19 Juin 2020 - Actualité / Initiatives

Au moment où la quasi-totalité des Français prévoient de passer leurs vacances d’été en France et près de la moitié d’entre eux dans leur région même d’habitation, les initiatives pour voyager autrement et rencontrer le dépaysement au plus près de chez soi se multiplient. Petit inventaire des pistes créées par d'anciens éclaireurs...

 

Certes, le phénomène n’a pas attendu la crise sanitaire que nous traversons pour se manifester. Il date de plusieurs années, voire de plusieurs décennies déjà dans ses prémisses.

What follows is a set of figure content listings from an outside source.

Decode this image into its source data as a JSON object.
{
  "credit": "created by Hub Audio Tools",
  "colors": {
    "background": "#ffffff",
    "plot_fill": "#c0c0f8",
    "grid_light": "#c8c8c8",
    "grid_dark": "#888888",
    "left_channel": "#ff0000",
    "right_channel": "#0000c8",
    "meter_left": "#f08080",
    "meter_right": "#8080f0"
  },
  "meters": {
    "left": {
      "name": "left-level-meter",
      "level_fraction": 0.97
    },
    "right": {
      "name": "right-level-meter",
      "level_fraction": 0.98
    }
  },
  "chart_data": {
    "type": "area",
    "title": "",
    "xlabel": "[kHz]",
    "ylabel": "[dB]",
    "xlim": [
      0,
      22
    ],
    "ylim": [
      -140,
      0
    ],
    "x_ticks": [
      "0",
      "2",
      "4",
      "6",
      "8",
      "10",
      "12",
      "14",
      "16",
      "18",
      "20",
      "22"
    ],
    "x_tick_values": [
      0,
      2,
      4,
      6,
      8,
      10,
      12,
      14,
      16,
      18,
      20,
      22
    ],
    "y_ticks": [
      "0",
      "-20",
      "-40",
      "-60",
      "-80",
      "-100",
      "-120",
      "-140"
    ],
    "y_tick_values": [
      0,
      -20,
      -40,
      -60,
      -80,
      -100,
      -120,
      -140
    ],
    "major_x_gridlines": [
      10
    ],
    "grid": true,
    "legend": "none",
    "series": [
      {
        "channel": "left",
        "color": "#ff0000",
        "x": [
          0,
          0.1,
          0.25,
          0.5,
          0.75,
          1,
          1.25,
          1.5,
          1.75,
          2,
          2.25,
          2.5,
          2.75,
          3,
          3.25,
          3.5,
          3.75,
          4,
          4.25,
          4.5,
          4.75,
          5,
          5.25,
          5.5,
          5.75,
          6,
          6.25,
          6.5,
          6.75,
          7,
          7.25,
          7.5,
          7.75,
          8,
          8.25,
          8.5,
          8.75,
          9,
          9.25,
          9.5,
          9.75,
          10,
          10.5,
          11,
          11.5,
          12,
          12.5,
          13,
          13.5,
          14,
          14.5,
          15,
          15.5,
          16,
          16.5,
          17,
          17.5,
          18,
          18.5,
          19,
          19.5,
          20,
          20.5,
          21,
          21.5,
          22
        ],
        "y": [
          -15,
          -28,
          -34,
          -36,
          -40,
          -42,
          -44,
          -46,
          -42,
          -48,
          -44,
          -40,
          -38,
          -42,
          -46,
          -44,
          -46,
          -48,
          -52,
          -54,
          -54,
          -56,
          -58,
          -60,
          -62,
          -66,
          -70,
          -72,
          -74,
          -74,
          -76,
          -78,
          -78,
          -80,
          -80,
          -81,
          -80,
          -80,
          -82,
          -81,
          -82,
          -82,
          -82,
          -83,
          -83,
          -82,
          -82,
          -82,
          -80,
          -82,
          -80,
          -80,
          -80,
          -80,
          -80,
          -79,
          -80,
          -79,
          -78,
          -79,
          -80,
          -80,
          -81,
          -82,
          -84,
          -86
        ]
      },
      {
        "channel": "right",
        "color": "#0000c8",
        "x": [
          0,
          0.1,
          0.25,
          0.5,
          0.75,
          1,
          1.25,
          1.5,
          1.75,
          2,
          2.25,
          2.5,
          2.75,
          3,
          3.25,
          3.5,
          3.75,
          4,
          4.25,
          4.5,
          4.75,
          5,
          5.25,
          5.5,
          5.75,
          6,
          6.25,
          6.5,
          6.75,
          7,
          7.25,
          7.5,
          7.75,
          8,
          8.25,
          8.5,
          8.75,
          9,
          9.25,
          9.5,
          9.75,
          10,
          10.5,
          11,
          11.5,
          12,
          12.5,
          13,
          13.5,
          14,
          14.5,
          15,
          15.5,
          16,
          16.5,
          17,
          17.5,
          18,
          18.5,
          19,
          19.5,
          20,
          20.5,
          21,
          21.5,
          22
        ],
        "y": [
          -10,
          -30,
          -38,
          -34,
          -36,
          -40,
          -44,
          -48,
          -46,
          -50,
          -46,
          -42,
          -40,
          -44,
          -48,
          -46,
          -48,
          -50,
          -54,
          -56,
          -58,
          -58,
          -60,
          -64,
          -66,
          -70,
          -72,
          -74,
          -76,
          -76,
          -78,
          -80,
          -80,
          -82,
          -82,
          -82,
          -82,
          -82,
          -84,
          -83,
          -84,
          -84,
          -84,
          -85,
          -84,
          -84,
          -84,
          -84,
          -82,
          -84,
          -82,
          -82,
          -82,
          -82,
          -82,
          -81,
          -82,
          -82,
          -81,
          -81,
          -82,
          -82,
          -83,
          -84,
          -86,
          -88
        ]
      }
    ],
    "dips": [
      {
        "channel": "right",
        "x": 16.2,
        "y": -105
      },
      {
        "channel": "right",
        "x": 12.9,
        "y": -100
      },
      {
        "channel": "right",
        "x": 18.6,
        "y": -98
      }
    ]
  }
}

Initié à l’origine par des citoyens du monde désireux de réduire leur empreinte carbone mais aussi de varier les plaisirs, il restait néanmoins largement confidentiel. Jusqu’à ce que la crise écologique puis celle de la COVID-19, accompagnée de ses restrictions de déplacements, lui donne une ampleur beaucoup plus importante.

 

micro-aventures_1_joel_henryJoël Henry, l'inventeur des voyages expérimentaux ©ap

 

 

Si le guide que les éditions Lonely Planet ont consacré au « voyage expérimental » fut édité en 2006, son auteur, le journaliste et grand voyageur Joël Henry, lança, lui, son incroyable Latourex (Laboratoire du Tourisme Expérimental) dès 1990.

 

Sur ce site, à la sobriété unique, sont déclinées mille et une façons de voyager autrement. Depuis l’aérotourisme ; séjourner dans un aéroport sans s’envoler jusqu’au zygotourisme ; partir « pour de rire » ; en passant par le cécitourisme ; les yeux bandés ou le freetourisme ; obligation d’improviser en continu.

 

Ayant lui-même testé des dizaines de manières différentes de voyager (dont 3 séjours dans des capitales étrangères préparés chacun de son côté avec sa compagne et au cours desquels, sans tricher, ils se retrouvèrent chaque fois par hasard), le journaliste qui chroniquait dès 2010 dans une émission de France 3 Alsace sur les débuts du locavorisme (s’approvisionner en aliments issus des circuits courts) lança l’idée d’un « locatourisme » : « Et si on redécouvrait sa propre région ? ... En pimentant l’affaire de quelques règles personnelles... »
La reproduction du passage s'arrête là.